Design attempts that fail are also recorded in log file 80. Design failure occurs when no acceptable set of reagents satisfying all rules and scores is found for a sequence target.
[0037] If, at 82, there are no valid designs present in design log file 80, this fact is reported in error report 88. Otherwise, following the core design process, design log file 80 may be used to generate output sequence data in a number of different formats. Log pick program 84 performs this post-processing of design log 80 data to produce formatted outputs 86. A script can be implemented in the UNIX operating system to integrate the whole system by tying together all of the processes shown in Figure 4. The script also logs each runs of process 70 and assigns each output batch a serial number for tracking purposes.
[0038] Input to assay design program 28 includes a parameter file 73 that specifies design rules and one or more sequence data files 72. Output includes a log file 80 that reports system settings and attributes describing each successful reagent design (including probe, primer, and amplicon sequences). Additional output indicating a system status is reported to a display screen as the program is running, in some configurations.
[0039] Separate design rules and constraints are applied to potential probes, primers, and "amplicons," i.e., a region defined by pairing of forward and reverse primers around the target site. All designs resulting from a given run share a common set of rules. Probe constraints include limits on size (i.e., probe length), Tm (target, minimum, and maximum temperatures), internal loops (total and contiguous matching bases in a "hairpin stem"), G+C content (i.e., combined G and C percentage), and runs of a given base, such
as G. Analogous constraints are also separately applied to primers, which have an additional limit on G+C at the 3' end (5 bases) of the primers. Constraints applied to amplicons include length (including primers), G+C content, and the number of ambiguous bases (note that ambiguous bases are never allowed within probes or primers). In addition, the primers defining applicons are constrained to limit the maximal size of internal priming sites (i.e., the number of contiguous matching bases starting at the 3' end of one primer that complements any part of the other primer).

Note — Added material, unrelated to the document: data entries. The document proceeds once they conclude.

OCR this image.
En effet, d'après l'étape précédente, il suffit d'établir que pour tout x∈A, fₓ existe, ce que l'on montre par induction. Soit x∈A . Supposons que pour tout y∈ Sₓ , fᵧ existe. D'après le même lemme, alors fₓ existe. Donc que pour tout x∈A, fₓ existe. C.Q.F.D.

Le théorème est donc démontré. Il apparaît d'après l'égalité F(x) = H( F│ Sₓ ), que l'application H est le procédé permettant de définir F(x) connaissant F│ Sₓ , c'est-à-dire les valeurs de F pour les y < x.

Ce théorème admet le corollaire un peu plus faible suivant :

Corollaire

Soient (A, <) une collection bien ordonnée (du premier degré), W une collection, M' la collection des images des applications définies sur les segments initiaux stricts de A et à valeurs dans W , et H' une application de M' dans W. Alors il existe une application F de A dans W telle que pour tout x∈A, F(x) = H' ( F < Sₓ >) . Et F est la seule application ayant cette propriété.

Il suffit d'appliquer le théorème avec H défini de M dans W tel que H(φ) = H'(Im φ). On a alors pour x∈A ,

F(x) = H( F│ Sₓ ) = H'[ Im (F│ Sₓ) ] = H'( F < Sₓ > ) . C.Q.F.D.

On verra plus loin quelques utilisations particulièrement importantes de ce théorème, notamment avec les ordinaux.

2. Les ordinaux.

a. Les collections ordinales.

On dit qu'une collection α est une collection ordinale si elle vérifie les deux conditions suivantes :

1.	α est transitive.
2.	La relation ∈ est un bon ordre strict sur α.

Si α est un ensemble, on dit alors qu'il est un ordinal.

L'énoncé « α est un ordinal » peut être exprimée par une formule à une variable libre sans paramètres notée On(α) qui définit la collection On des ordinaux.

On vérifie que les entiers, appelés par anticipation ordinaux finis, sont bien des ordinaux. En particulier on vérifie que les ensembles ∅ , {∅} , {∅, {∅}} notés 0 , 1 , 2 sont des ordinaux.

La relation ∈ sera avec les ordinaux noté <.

[0040] For many of the constraints listed above, system 70 may apply either a filter or a score. When applied as a filter, a constraint will be either satisfied or not with the corresponding design being either accepted or rejected. When applied as a score, attributes may be given a graded value that reflects how "optimal" a given design is. For example, a design with all constrained attributes near optimum values will be favored over one with attributes deviating from the optimum values. Scoring provides finer tuning of the constraints that system 70 will use to evaluate and select designs.
[0041] The logic of assay design program 28 in various configurations of the present invention is shown in more detail in Figure 5. Upon starting program 28 at 92, an initialization phase 98 reads parameter data from parameter file 73 and sequence data from sequence data file 72. (As shown in Figure 4, sequence data 72 may be checked for errors at 74 and 76 before being read by assay design program 28.) Initialization 98 includes parsing parameter file 73 and setting up for subsequent probe design. If any problems are encountered at 100 as a result of initialization 98, assay design program 28 reports a diagnostic message and stops at 104. Otherwise,
processing continues. In some configurations of the present invention, most parameter file 73 options have default values and may be superceded by command line options. Options actually used during design are reported in log file header 102, which is or becomes part of design log 80 of Figure 4.
[0042] Assay design program 28 attempts to acceptably design assay sets for each target site at 110. These designs are logged at 112. An attempt is made to identify acceptable designs at 114 for each input sequence record from sequence data file 72. When records are exhausted at 106, assay design program 28 is done at 104. Otherwise, for each record, each target is tried at 110 in the order listed. If no target information is supplied, the sequence midpoint (if the sequence contains no SNP annotations) or the first SNP (if annotated) is used as a target. When no targets are left for a given record at 108, assay design program 28 progresses at 106 to the next record.
[0043] For target sites, assay design program 28 identifies, at 114, successful and unsuccessful designs, according to the design metrics and scoring metrics. If it fails to design for a target, this fact along with the corresponding unsuccessful design is reported to log file 80 and the program progresses at 108 to the next target associated with the record. If it succeeds to design for a target, the details of the chosen record are reported to log file 80. Normally, a single successful design causes assay design program 28 to move to the next record at 106. However, in some configurations, if an option to evaluate all targets listed for each record is enabled, assay design program 28 progresses, at 116, to the next target at 108 rather than to the next record at 106 following a successful design.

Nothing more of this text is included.